The latest salvo is a lawsuit Emmis filed last week in federal court accusing New York-based Alden Global Capital and its manager, Randall Smith, of violating the “short-swing” rule—a securities law designed to prevent insiders from gaining an advantage and profiting from their positions at a company.
The complaint follows a suit Alden filed in February against Emmis and its board of directors, and another brought against Alden in September by a Smulyan-controlled entity called JS Acquisition LLC.
Smulyan called off the going-private bid in September after saying Alden had backed out of an "agreement in principle" to sweeten the deal for preferred shareholders who needed to approve the transaction.

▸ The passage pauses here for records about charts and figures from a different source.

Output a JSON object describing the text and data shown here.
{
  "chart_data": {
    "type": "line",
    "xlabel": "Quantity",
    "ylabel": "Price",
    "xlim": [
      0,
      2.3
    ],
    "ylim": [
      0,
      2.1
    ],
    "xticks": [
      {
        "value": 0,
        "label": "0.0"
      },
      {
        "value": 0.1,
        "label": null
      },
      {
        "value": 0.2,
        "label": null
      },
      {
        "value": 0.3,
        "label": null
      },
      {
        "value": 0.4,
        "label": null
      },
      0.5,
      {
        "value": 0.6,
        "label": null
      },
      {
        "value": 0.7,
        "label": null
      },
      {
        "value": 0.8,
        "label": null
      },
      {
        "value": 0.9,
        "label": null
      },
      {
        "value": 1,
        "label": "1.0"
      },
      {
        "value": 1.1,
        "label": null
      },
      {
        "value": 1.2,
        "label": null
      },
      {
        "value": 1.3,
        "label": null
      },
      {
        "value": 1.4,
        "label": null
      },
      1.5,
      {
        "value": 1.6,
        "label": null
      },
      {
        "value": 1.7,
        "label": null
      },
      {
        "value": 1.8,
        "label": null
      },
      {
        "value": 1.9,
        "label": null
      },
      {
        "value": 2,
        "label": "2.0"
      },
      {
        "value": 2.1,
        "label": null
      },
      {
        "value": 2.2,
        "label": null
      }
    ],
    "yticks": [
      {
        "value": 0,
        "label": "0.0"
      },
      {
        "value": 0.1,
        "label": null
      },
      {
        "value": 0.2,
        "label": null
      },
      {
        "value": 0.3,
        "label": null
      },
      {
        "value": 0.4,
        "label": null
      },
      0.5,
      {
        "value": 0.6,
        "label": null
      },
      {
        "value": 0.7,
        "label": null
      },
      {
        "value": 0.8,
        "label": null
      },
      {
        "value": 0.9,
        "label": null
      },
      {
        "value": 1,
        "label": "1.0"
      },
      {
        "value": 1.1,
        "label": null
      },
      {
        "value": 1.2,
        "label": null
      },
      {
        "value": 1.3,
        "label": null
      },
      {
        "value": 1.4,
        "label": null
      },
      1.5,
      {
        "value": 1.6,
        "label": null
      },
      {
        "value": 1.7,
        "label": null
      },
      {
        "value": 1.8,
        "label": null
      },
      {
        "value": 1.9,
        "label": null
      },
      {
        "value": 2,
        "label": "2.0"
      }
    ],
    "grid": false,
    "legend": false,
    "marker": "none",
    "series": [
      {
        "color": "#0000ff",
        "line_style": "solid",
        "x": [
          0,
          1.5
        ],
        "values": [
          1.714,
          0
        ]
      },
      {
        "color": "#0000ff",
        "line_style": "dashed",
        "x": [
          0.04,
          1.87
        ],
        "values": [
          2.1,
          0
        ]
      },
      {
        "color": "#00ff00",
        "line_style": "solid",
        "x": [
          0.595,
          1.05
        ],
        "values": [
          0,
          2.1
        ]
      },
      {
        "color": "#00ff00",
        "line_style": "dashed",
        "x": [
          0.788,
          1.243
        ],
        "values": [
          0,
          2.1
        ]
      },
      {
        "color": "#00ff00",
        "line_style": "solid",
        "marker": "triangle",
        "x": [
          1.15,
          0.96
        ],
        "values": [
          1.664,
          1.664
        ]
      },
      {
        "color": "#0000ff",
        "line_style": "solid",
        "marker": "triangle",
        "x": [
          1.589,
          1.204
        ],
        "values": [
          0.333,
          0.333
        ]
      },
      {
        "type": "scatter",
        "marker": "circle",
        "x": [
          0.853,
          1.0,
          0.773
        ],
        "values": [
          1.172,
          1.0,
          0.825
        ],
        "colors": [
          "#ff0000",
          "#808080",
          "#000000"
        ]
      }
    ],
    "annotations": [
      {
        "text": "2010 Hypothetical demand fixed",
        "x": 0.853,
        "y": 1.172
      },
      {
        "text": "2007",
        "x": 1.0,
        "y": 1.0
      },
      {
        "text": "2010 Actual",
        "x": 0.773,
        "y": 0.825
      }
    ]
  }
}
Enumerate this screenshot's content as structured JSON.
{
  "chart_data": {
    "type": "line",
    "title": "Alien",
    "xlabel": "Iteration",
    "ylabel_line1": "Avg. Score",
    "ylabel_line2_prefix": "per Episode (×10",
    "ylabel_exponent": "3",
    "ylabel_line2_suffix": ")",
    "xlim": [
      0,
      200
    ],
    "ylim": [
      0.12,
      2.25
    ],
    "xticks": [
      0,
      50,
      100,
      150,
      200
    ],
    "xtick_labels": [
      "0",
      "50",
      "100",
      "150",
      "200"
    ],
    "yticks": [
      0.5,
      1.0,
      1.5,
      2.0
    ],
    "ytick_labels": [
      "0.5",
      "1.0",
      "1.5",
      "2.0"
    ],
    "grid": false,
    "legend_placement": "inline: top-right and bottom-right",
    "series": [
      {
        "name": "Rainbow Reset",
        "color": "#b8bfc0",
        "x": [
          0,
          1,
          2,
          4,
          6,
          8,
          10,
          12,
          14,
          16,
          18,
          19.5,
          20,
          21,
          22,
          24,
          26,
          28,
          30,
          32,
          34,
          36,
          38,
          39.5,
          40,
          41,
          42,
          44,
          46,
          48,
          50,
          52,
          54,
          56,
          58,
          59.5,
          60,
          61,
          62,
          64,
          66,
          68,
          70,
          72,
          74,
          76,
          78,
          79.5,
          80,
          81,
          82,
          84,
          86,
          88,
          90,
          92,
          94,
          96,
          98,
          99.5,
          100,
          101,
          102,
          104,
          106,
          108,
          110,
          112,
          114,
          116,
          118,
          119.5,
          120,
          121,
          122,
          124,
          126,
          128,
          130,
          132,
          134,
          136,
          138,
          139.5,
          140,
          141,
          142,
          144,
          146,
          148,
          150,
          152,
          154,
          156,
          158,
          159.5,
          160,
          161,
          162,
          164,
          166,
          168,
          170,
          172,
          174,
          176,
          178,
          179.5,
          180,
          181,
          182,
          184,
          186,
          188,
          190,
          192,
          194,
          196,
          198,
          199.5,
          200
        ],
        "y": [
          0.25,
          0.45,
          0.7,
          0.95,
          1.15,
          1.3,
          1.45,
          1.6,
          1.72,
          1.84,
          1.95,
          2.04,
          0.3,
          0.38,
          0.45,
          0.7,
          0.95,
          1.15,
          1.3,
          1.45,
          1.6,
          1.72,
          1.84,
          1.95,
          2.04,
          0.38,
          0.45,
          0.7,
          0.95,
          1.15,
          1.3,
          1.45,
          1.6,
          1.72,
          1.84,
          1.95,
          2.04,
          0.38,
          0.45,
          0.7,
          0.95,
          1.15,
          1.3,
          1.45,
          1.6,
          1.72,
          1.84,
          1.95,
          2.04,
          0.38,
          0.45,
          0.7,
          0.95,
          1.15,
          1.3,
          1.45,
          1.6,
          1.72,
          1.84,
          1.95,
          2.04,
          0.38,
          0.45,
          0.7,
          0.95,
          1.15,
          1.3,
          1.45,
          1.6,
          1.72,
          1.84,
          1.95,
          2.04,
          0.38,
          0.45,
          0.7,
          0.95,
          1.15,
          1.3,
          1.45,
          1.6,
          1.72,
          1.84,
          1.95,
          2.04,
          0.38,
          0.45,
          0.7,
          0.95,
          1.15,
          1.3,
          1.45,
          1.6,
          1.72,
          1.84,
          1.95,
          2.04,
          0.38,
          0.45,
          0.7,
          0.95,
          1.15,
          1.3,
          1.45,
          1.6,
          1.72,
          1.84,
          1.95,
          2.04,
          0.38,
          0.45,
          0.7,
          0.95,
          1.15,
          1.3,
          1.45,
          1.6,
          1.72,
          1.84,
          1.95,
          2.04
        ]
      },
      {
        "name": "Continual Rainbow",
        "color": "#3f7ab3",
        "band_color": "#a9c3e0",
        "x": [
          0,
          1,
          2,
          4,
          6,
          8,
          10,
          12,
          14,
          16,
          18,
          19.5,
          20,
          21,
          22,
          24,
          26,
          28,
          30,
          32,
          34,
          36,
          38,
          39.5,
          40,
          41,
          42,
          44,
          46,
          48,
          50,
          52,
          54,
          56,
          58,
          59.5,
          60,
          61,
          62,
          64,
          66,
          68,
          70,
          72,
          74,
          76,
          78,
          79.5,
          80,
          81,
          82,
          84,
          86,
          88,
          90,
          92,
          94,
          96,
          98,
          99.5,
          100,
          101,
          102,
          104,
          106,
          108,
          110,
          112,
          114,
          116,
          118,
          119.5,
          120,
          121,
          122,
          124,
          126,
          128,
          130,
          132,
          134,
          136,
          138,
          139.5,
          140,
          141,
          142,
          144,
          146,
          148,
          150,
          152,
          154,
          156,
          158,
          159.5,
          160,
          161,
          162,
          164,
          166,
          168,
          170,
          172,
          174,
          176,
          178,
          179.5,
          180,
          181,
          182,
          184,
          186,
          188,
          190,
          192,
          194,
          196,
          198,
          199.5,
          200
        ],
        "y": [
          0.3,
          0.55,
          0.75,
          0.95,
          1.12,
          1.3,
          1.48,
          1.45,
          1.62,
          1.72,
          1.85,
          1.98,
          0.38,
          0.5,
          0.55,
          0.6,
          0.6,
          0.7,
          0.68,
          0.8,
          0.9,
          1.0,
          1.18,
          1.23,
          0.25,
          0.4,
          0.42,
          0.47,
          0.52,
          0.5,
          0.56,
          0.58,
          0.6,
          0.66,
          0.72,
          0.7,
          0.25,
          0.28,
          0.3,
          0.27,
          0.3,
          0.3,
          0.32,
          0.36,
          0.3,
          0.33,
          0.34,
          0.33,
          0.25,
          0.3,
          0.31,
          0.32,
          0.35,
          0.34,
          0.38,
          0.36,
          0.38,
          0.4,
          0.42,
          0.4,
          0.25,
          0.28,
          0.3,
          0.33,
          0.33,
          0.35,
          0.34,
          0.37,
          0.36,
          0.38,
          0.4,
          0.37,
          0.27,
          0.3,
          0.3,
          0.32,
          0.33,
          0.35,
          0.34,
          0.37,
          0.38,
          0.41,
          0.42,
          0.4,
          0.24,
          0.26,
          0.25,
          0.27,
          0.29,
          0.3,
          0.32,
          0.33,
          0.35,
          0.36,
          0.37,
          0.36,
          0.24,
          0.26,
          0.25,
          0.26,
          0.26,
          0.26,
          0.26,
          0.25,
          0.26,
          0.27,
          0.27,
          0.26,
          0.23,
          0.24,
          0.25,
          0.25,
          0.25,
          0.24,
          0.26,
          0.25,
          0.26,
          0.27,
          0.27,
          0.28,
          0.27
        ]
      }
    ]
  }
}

Now, Indianapolis-based Emmis charges that Alden, which holds 1.6 million shares—or more than 10 percent—of Emmis stock, engaged in a series of cash-settled equity swaps, involving 250,000 shares priced at $1 or less.
Securities law considers equity swaps equivalent to buying stock, according to court documents.
Alden then terminated the swaps less than six months later, in April 2010, when Emmis shares were priced at $2.20 each, and earned a profit of about $310,000, the suit said.
That violates short-swing rules, which say a large shareholder of a public company can’t trade its stock less than six months after its last trade of the same stock, Emmis said in its suit.
Emmis shares closed Friday at $1.02.
Founded by Smulyan in 1981, Emmis owns 23 radio stations in the United States and publishes regional magazines in seven cities, including Indianapolis Monthly. It also operates radio stations in Slovakia and Bulgaria.